Y	Hacker News new \| ask \| show \| jobs

by scrubs 1410 days ago

This benchmark reminds me of "ffwd: delegation is (much) faster than you think" https://www.seltzer.com/margo/teaching/CS508-generic/papers-....

This paper describes a mechanism for client threads pinned to a distinct cores to delegate a function call to distinguished server thread pinned to its own core all on the same socket.

This has a multitude of applications the most obvious one making a shared data structure MT safe through delegation rather than saddling it with mutexes or other synchronization points especially beneficial with small critical sections.

The paper's abstract concludes claiming "100% [improvement] over the next best solution tested (RCL), and multiple micro-benchmarks show improvements in the 5–10× range."

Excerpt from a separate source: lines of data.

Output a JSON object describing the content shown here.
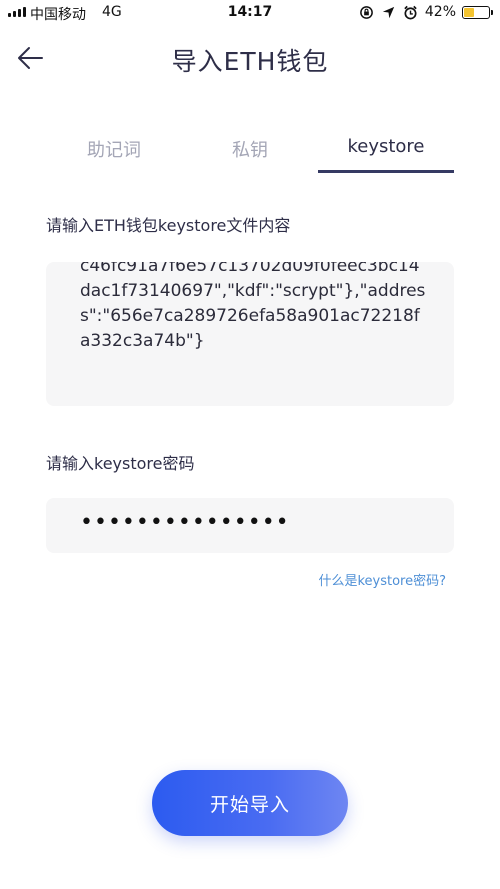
{
  "status_bar": {
    "carrier": "中国移动",
    "network": "4G",
    "time": "14:17",
    "battery_percent": "42%",
    "battery_level": 0.42,
    "icons": [
      "signal-icon",
      "lock-rotation-icon",
      "location-icon",
      "alarm-icon",
      "battery-icon"
    ]
  },
  "header": {
    "title": "导入ETH钱包",
    "back_icon": "back-arrow-icon"
  },
  "tabs": {
    "items": [
      {
        "label": "助记词",
        "active": false
      },
      {
        "label": "私钥",
        "active": false
      },
      {
        "label": "keystore",
        "active": true
      }
    ]
  },
  "keystore_field": {
    "label": "请输入ETH钱包keystore文件内容",
    "value": "c46fc91a7f6e57c13702d09f0feec3bc14dac1f73140697\",\"kdf\":\"scrypt\"},\"address\":\"656e7ca289726efa58a901ac72218fa332c3a74b\"}"
  },
  "password_field": {
    "label": "请输入keystore密码",
    "value": "•••••••••••••••"
  },
  "help_link": "什么是keystore密码?",
  "start_button": "开始导入",
  "colors": {
    "accent": "#2c5bf0",
    "tab_underline": "#353a63",
    "link": "#4e8fd6",
    "battery": "#f4c430"
  }
}
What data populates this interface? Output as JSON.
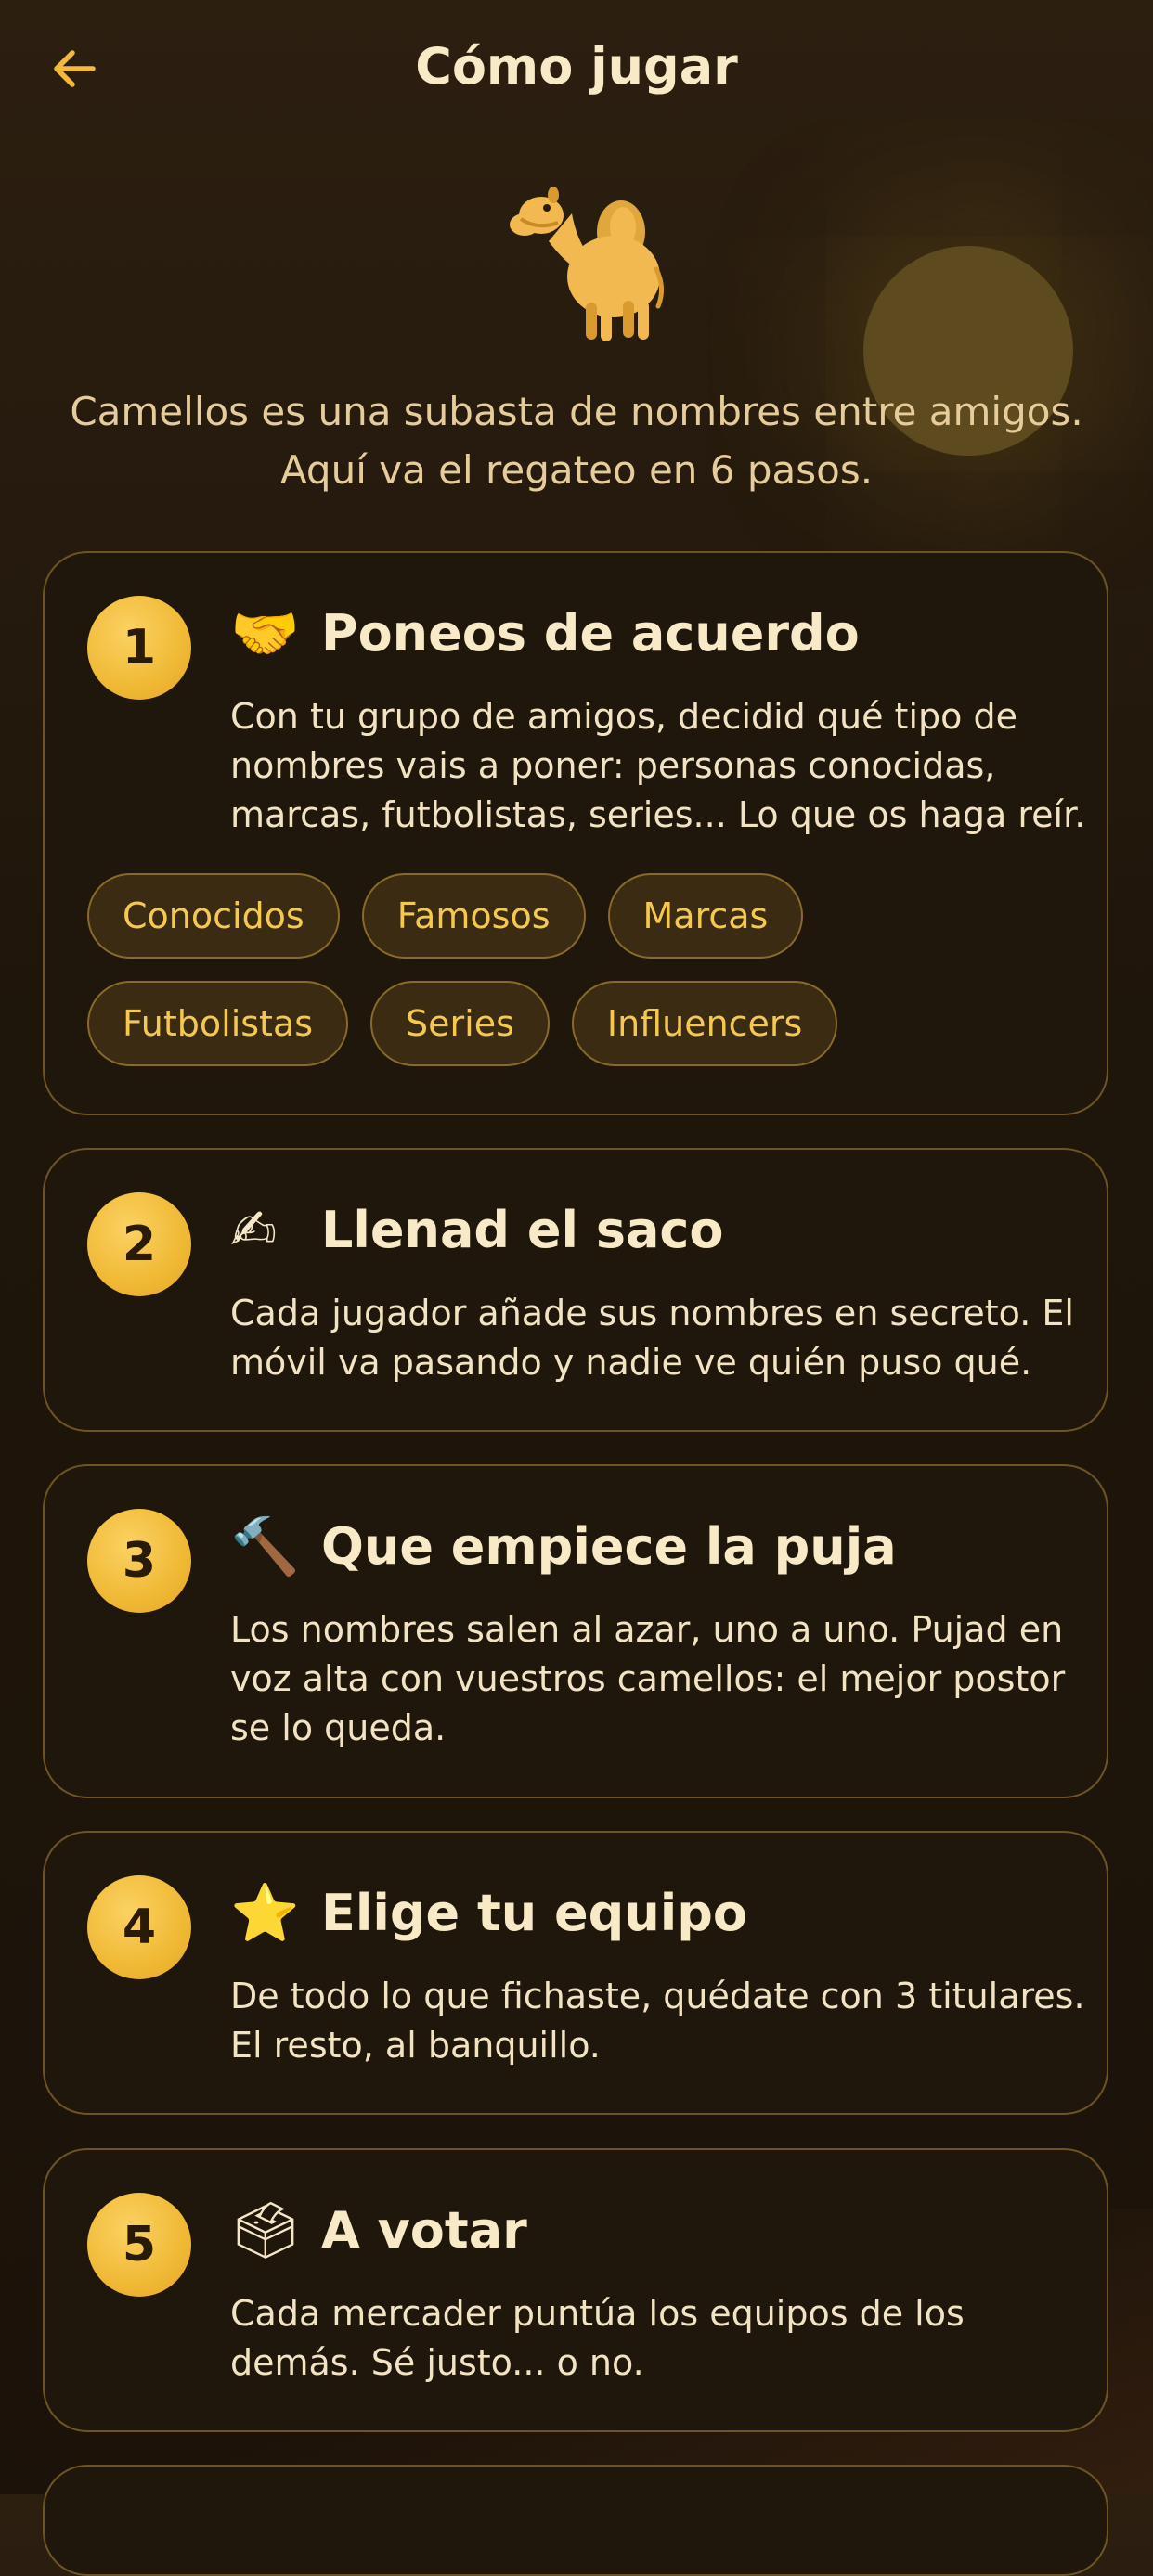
{
  "header": {
    "title": "Cómo jugar",
    "back_icon": "arrow-left-icon"
  },
  "hero": {
    "icon": "camel-icon"
  },
  "intro": "Camellos es una subasta de nombres entre amigos. Aquí va el regateo en 6 pasos.",
  "colors": {
    "accent": "#f0b935",
    "chip_text": "#f5c94f",
    "card_border": "#6e5423",
    "background": "#1f160b"
  },
  "steps": [
    {
      "number": "1",
      "emoji": "🤝",
      "title": "Poneos de acuerdo",
      "description": "Con tu grupo de amigos, decidid qué tipo de nombres vais a poner: personas conocidas, marcas, futbolistas, series... Lo que os haga reír.",
      "chips": [
        "Conocidos",
        "Famosos",
        "Marcas",
        "Futbolistas",
        "Series",
        "Influencers"
      ]
    },
    {
      "number": "2",
      "emoji": "✍",
      "title": "Llenad el saco",
      "description": "Cada jugador añade sus nombres en secreto. El móvil va pasando y nadie ve quién puso qué."
    },
    {
      "number": "3",
      "emoji": "🔨",
      "title": "Que empiece la puja",
      "description": "Los nombres salen al azar, uno a uno. Pujad en voz alta con vuestros camellos: el mejor postor se lo queda."
    },
    {
      "number": "4",
      "emoji": "⭐",
      "title": "Elige tu equipo",
      "description": "De todo lo que fichaste, quédate con 3 titulares. El resto, al banquillo."
    },
    {
      "number": "5",
      "emoji": "🗳",
      "title": "A votar",
      "description": "Cada mercader puntúa los equipos de los demás. Sé justo... o no."
    }
  ]
}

The code does delegation without CAS, locks, or atomics.

The efficacy of such a scheme rests on two facets, which the paper explains:

* Modern CPUs can move GBs/second between core L2/LLC caches

* The synchronization between requesting clients and responding servers depends on each side spinning on shared memory address looking for bit toggles. Briefly, servers only read client request memory which the client only writes. (Clients each have their own slot). And on the response side client's read the servers shared response memory, which only the server writes. This one-side read, one-side write is supposed to minimize the number of cache invalidations and MESI syncs.

I spent some time testing the author's code and went so far as writing my own version. I was never able to make it work with anywhere near the throughput claimed in the paper. There's also some funny "nop" assembler instructions within the code that I gather is a cheap form of thread yielding.

In fact this relatively simple SPCP MT ring buffer which has but a fraction of the code:

https://rigtorp.se/ringbuffer/

did far, far better.

In my experiments then CPU spun too quickly so that core-to-core bandwidth was quickly squandered before the server could signal response or the client could signal request. I wonder if adding select atomic reads as with the SPSC ring might help.